The point worth holding onto: the forces are not reimplemented in GLSL or re-derived for 3D. The same core resolves them; Three.js is a projection and a backend, a host and a renderer pair bolted onto the unchanged engine. A gravity well behaves identically whether it is bending DOM text or bending an instanced mesh, because it is literally the same code resolving it.

Runtime three: headless, no document at all

This is the one that proves the architecture. headlessHost() binds the engine to nothing:

const host = headlessHost({ width: 1920, height: 1080 });
const field = createField(undefined, { host, render: 'none' });
field.addBody({ tokens: ['attract'], rect: () => box, onFeedback: (ch) => read(ch.density) });
host.tick(); // advance one frame — on a schedule, or per agent turn

There is no canvas. There is no scan root — bodies arrive through addBody, not [data-body]. There is no animation loop the environment owns; the caller drives the clock with tick(). The viewport is an abstract volume you declare. createCanvas() deliberately throws, because a headless field has nothing to draw and shouldn’t pretend.

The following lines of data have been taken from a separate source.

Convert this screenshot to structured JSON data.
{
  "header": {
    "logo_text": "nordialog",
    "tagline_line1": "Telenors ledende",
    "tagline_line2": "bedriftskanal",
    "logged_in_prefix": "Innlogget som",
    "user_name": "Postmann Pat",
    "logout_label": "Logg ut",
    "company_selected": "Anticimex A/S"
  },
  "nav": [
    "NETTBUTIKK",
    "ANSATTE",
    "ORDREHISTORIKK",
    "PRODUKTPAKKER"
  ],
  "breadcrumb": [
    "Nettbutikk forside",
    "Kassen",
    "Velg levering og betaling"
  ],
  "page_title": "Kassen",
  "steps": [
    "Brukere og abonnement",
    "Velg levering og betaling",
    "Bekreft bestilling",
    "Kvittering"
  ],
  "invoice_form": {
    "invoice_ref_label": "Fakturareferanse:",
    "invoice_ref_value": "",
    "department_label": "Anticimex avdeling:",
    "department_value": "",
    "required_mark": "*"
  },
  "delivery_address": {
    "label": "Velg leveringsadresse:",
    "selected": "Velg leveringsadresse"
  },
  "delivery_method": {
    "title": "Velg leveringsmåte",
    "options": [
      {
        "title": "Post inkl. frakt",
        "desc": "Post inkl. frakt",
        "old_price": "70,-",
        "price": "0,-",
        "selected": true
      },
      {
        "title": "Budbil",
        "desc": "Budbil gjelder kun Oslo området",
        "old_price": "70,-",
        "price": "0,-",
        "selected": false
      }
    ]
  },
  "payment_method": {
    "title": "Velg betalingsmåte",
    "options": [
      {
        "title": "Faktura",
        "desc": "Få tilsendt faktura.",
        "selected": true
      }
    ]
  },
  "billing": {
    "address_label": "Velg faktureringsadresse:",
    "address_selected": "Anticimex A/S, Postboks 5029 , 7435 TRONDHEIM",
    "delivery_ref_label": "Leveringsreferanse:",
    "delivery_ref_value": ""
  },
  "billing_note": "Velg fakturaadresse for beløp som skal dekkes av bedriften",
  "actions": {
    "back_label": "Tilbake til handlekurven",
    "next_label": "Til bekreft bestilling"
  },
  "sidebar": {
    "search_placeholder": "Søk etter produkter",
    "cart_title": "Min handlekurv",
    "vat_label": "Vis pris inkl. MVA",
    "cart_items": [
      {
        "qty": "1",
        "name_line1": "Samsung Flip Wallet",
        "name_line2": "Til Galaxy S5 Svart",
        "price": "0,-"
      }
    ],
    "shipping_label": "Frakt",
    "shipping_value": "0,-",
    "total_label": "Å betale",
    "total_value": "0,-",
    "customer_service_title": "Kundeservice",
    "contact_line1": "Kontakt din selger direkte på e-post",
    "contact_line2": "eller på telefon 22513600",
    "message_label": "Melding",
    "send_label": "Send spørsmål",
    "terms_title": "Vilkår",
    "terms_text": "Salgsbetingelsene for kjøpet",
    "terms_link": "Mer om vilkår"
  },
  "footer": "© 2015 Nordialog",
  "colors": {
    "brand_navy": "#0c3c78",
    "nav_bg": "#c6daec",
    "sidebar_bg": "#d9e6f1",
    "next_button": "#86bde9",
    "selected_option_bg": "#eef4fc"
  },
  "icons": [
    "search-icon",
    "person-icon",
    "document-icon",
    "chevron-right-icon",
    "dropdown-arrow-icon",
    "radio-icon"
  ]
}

What you get back is the field’s state — density, attention, coherence, pressure — through onFeedback, sampleScalar, and readParticles. The full simulation runs. It just runs for a reader that isn’t a screen: an agent treating the field as a salience substrate, a Node service, a deterministic test, a native sidecar.

And here is where it connects to the rest of the system. The engine default is render: 'none' — signals-first. A field created without a render mode runs the entire simulation and draws nothing, writing its signals out for whatever wants to sample them. headlessHost() is simply that idea taken to its limit. If the field can run drawing nothing, it can run with no screen at all. Invisible-first on the web and document-free in a Node process are the same fact viewed from two distances.

Runtime four: native Swift

The Swift port is not a wrapper around the JS. It is the same model, expressed natively — and it honors the same seam. FundamentalCore defines its own FieldHost, and the platform hosts plug into it the way browserHost plugs into the web: UIKitFieldHost, AppKitFieldHost, and a RealityFieldHost for spatial scenes, plus a ManualFieldHost that is the Swift analogue of headless. Same architecture, same host contract, a different language and platform underneath.

This is why engine fixes are a discipline, not a scramble: a physics or render bug is fixed in the JS core and the Swift port in a focused change, because both planes implement the same model. They are allowed to be the same because the seam is the same.

The cost, stated plainly

The zero-DOM core is not free, and a system that hid the bill would be the kind of dishonest architecture this project exists to avoid.

The dependency direction is a tax you pay forever. Core ← dom ← {elements, react, vanilla, three}; core never depends up. Every time the engine wants something the environment knows — a new piece of viewport state, a new event source, a new way to measure — you cannot just reach for it. You have to widen the FieldHost interface, then implement that method in every host: browser, headless, Three.js, and the Swift equivalent. The indirection is real work, and it is felt most exactly when you are in a hurry. The payoff is that nothing can quietly couple core to a browser; the price is that adding capability is never a one-line reach.

The non-DOM renderers are still maturing. browserHost is the battle-tested path — it runs this whole site. The Three.js backend shipped in 0.8.1 and is real, but it is younger; the projection and particle paths have less production mileage than the DOM renderer. The Swift port runs the same model and has its own hosts, but it is earlier on the curve than the web runtime it mirrors. “One engine, many runtimes” is true at the level of the model. At the level of polish, the runtimes are not all the same age, and pretending otherwise would set you up for surprise.

What the architecture guarantees is the thing that actually matters: a force resolves the same way everywhere, because there is one place it is resolved. The hosts are how it reaches each surface. The core is why it is the same field every time — and why the interface is a field, not a screen no matter what surface it lands on.